Где-то закричал петух. Как в детстве в деревне, подумал Алексей, когда просыпаешься рано утром под перекличку петухов, вдыхаешь воздух плотный, как стог сена, и понимаешь, что это лето, что сейчас начинается настоящая жизнь и что можно, пока никто не видит, тихонько соскользнуть по лестнице вниз, захватить со стола на крыльце перевернутый там с вечера зеленый бидон, зияющий космическими дырами, где у него отбита эмаль, и, не хлопая калиткой, отправится за молоком на соседнюю улицу, чтобы обязательно встретить кого-то из детей — то ли у большой ветлы, свисающей через ограду редкого штакетника на углу, то ли дальше у синего дома, где всегда в песке валяется велосипед, то ли уже у дома молочницы, к которой приезжают на входные из города. От трав вокруг дома сильно пахло полынью, запах полыни смешивался с запахами и от недавно скошенной травы, раскиданной небольшими пучками по лужайке, и с запахами нагретого на солнце дерева, земли и навоза и эта обволакивающая смесь пробуждала то одно, то другое давно забытое воспоминание, которое проваливало его в прошлое и он с удивлением рассматривал его, испытывая что-то вроде того необъяснимого первого чувства, которое он когда-то давно, но, выходит, где-то недавно, испытал. После зимы, проведенной в изоляции в четырех стенах квартиры, где вид из окна постепенно превратился в вид на тюремный двор, а жизнь свелась к полупрозрачному бытию духа, пытающегося не утратить связь со своей телесной оболочкой и придать себе крупицу реальности, мир заново удивлял каждым случайном предметом. Лужайка перед домом уходила чуть вниз, по скату высокого берега, обрывающегося к водному простору, и сквозь заросли из можжевельника и разросшегося за лето хмеля был виден дальний, заросший лесами берег с едва угадывающейся на таком расстоянии узкой кромкой желтого песка у недостижимой воды. Редко в разрыв переплетений зеленых веток на пару минут вплывала баржа или белый теплоход. Ноутбук был развернут на столе как раз в сторону проема в живой изгороди, чтобы не пропустить самое интересное. Однако, что было самое интересное он как раз и не мог понять.
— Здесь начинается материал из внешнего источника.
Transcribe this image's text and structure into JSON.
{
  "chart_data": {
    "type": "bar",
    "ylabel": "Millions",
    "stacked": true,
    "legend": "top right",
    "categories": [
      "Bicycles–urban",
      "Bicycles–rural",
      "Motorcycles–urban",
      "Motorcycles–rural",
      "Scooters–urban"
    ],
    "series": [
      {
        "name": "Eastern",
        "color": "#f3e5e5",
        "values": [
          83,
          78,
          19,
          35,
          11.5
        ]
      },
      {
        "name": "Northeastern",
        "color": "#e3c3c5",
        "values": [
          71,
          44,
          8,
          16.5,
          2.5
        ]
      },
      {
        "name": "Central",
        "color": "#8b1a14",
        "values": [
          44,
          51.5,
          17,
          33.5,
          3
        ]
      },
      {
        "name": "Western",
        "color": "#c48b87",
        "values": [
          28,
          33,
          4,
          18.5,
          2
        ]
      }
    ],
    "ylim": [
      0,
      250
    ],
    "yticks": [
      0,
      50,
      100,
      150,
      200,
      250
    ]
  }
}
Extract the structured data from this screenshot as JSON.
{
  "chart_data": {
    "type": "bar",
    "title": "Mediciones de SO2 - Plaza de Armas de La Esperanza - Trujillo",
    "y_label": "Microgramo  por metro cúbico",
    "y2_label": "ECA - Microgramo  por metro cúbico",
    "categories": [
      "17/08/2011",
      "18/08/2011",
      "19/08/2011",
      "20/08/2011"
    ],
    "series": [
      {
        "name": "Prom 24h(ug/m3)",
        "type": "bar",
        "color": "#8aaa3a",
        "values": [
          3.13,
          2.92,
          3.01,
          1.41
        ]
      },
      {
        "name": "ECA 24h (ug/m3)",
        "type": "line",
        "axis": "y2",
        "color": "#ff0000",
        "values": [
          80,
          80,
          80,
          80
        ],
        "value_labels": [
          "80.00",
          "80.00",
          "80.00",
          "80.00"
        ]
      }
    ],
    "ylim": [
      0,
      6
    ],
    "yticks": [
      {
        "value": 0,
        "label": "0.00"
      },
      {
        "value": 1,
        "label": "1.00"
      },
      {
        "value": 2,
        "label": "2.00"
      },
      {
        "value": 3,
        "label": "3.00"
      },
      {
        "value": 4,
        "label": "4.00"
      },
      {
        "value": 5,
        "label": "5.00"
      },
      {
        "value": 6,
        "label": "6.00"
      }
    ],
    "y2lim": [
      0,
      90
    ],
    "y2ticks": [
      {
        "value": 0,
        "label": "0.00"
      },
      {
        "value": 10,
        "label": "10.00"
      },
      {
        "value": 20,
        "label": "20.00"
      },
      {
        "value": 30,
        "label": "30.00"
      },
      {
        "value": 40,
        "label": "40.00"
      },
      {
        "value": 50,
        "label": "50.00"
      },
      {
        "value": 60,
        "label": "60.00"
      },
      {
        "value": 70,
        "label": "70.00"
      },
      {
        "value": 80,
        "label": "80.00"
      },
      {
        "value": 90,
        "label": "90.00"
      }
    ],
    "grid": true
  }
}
То неожиданное воспоминание вдруг помещало его в прошлое и он сидел около бревенчатого сруба, чернелась и крепко пахла земля, сохнущая после дождя на солнце, а напротив, около длинного и покосившегося деревянного амбара с темными, распахнутыми воротами, паслись лошади, вскидывая временами длинные хвосты и неспешно переступая. Кожа на лошадях блестела, одна была пегая и она была ближе, а черная паслась дальше, они были очень красивые и он их совсем не боялся. Еще рядом было большое деревянное колесо телеги и запахи, запахи он помнил точно, и больше точно такого запаха никогда на встречал, но все остальное, что он пытался припомнить начинало мешаться, он уже не мог точно припомнить: что было левее телеги, а что правее, куда вела дорожка от амбара, а он ее помнил — утрамбованные в земле две черные колеи посреди зеленой, первозданной и древней как мир травы, кто был рядом с ним тогда и когда была гроза, и было ли это до чего-то другого, что он тоже не мог теперь припомнить, или после. Но он помнил смесь совсем простых запахов– конского навоза, незатейливой смазки телеги, распахнутого амбара, вдруг пробудивших его из небытия, пока он смотрел на отсвечивающую на солнце спину лошади, чуть мокрую от еще не закончившегося дождя.

То, от воспоминания от тех лошадей, он незаметно переходил к другим лошадям, тоже махавшим хвостами, взбрыкивающими, переступающим, пасущимся под солнцем и под дождем, которые он встречал в самых разных местах и тогда ему начинало казаться, что те, первые лошади были какие-то другие, что он их додумывает, вспоминая всех лошадей в Башкирии и в Сибири, на Севере и в горах. И это было несколько мучительно, словно что-то первое оставалось где-то в нем, но он не мог этого никак вспомнить.

То перед ним всплывал ноутбук с белой мерцающей страницей «Философия отвечает на смерть…», где он был полон решимости говорить о нескольких удивительных персонажах.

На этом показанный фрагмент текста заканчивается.